Так вот, их тогда вместе с неуклюжим, сразу изобличающим всю их провинциальность «багажом» довезли до Минеральных Вод, до аэропорта, а там они застряли. Та же самая недолга: нелетная погода. В аэропорту такая же толчея, как сейчас здесь, в Ростове. Яблоку негде упасть. Казалось, вся эта несметная масса народа, скопившаяся в залах и переходах — на улице шел нудный безветренный дождь, — сейчас забродит, и она действительно сбраживалась, выделяя кислый, винный, тяжелый запах. Он стоял надо всем, как смог. Закупорка железобетонных сосудов — аэропорт в Минводах тоже из стекла и бетона. Машину они сразу отпустили. Райкомовскому шоферу — теща в своих предположениях была права — предстояло сто двадцать километров обратного пути… Но примоститься под крышей им было негде. Час поздний, рейс вот так же отложили до утра. Смотрел-смотрел Сергей, как мучается, пристроившись на узлах, его умаявшаяся с дороги, от духоты и переживаний теща, и вдруг неожиданно для себя решился на весьма непривычный шаг. Оставив на время тещу, поднялся на второй этаж, нашел зал для иностранных туристов и недолго раздумывая — иначе бы спасовал — толкнул входную, непрозрачного стекла дверь. Сразу за дверью столик со слабой настольной лампой с абажуром. Из-за столика быстро поднялась девушка в синем. Судя по всему, только что дремала «на посту», положив голову на руки.
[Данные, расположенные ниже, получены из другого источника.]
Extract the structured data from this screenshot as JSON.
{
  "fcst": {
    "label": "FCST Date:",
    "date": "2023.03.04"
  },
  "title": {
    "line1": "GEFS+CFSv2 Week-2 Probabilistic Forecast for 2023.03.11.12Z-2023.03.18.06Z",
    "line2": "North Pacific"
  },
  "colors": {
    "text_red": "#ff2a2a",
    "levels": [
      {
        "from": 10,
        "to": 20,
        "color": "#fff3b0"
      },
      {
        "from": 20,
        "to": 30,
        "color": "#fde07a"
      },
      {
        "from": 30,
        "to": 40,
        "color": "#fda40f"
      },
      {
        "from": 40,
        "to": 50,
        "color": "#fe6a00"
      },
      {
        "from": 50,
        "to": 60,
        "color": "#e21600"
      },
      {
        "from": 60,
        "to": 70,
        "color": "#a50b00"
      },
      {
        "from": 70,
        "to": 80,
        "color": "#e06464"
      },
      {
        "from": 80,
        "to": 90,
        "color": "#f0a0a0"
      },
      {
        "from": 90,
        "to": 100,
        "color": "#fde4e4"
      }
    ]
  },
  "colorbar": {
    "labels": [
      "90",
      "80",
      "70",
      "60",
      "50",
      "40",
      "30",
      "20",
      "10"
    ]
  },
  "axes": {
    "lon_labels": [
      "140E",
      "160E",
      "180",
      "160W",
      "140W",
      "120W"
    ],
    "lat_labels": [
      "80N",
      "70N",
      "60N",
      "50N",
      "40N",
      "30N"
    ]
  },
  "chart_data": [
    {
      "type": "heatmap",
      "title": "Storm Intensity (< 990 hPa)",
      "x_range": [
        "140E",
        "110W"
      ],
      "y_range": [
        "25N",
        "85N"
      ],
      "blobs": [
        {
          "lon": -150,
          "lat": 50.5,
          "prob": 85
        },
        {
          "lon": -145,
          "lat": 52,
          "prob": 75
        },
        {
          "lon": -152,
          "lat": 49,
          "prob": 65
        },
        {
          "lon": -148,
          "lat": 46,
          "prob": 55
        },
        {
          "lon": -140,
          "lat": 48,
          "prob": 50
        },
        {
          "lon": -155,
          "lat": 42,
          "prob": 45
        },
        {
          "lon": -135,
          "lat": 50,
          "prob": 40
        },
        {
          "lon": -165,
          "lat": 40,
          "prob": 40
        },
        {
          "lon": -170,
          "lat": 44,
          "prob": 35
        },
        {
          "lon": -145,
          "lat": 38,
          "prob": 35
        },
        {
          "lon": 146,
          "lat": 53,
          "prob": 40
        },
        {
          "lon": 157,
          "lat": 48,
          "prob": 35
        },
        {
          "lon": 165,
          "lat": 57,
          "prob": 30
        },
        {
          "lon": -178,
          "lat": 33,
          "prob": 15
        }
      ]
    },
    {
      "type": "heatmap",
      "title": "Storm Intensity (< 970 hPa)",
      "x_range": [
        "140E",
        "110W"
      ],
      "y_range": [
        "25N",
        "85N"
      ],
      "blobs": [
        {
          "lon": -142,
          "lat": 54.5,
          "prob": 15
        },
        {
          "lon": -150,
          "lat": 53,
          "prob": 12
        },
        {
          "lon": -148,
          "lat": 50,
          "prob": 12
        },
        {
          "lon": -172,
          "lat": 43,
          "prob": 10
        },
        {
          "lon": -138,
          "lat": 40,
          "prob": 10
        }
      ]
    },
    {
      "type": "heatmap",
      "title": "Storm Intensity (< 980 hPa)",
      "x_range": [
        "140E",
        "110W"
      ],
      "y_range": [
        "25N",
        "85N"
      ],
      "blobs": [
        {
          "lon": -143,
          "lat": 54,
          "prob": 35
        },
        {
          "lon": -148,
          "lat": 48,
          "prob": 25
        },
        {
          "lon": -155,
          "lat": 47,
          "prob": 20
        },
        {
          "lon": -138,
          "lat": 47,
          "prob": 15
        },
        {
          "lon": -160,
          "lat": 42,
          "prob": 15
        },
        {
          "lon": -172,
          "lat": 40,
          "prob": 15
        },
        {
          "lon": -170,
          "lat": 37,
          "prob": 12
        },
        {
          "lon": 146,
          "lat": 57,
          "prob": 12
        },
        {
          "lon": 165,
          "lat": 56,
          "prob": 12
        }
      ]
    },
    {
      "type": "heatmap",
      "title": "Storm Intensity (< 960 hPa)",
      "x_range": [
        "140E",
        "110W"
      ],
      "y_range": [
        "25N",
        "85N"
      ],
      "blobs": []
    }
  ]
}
— Здравствуйте, что вы хотели? — спросила по-английски.

Сервис! Умеем же, черт побери, — перед Европой.

А перед родной Евразией?

— Здравствуйте, — поздоровался Сергей и сразу протянул редакционное удостоверение. — Лечу со старой женщиной, а тут задержка. Тяжело ей на чемоданах (не мог же сказать — на узлах). Не приютили бы вы нас до утра? В шесть утра духу нашего не будет…

Удостоверение ли возымело действие, или просто молоденькой служительнице неудобно было после столь учтивого английского послать его по-русски, по-домашнему, по-нашенски, но она сказала вполголоса:

— Хорошо. Проходите, располагайтесь.

И показала рукой в глубь комнаты, в темноту и тишину.

Комната большая, целый зал, и когда они с тещей, стараясь не топать, прошли, протиснулись в нее мимо дежурной (и на Серегину тещу, и на их «багаж» та посмотрела с нескрываемым подозрением, уж больно громоздким, неуклюжим и нестандартным оказалось и то, и другое), и устроились на роскошном кожаном диване, и, попривыкнув к полутьме, огляделись, то обнаружили, что комната практически пуста. В разных концах ее на таких же диванах лежали, возлежали не более четырех человек. Как разительно отличалось это от того, что творилось в нескольких метрах отсюда! Оазис — тишины и комфорта — в сутолоке птичьего базара. В самом деле: что такое аэропорт в подобной ситуации? — перелетный птичий базар в нелетную погоду.

«Париж — город контрастов…»

Город Минеральные Воды, оказывается, тоже!

Заграница тихо и просторно спала.

Не исключено, что и их пропустили сюда без звука из опасения, что, не пусти, Сергей еще расшумится, раздухарится, привлечет внимание, помянет капиталистов каким-нибудь пролетарским словом, короче, нарушит покой и сон заграницы.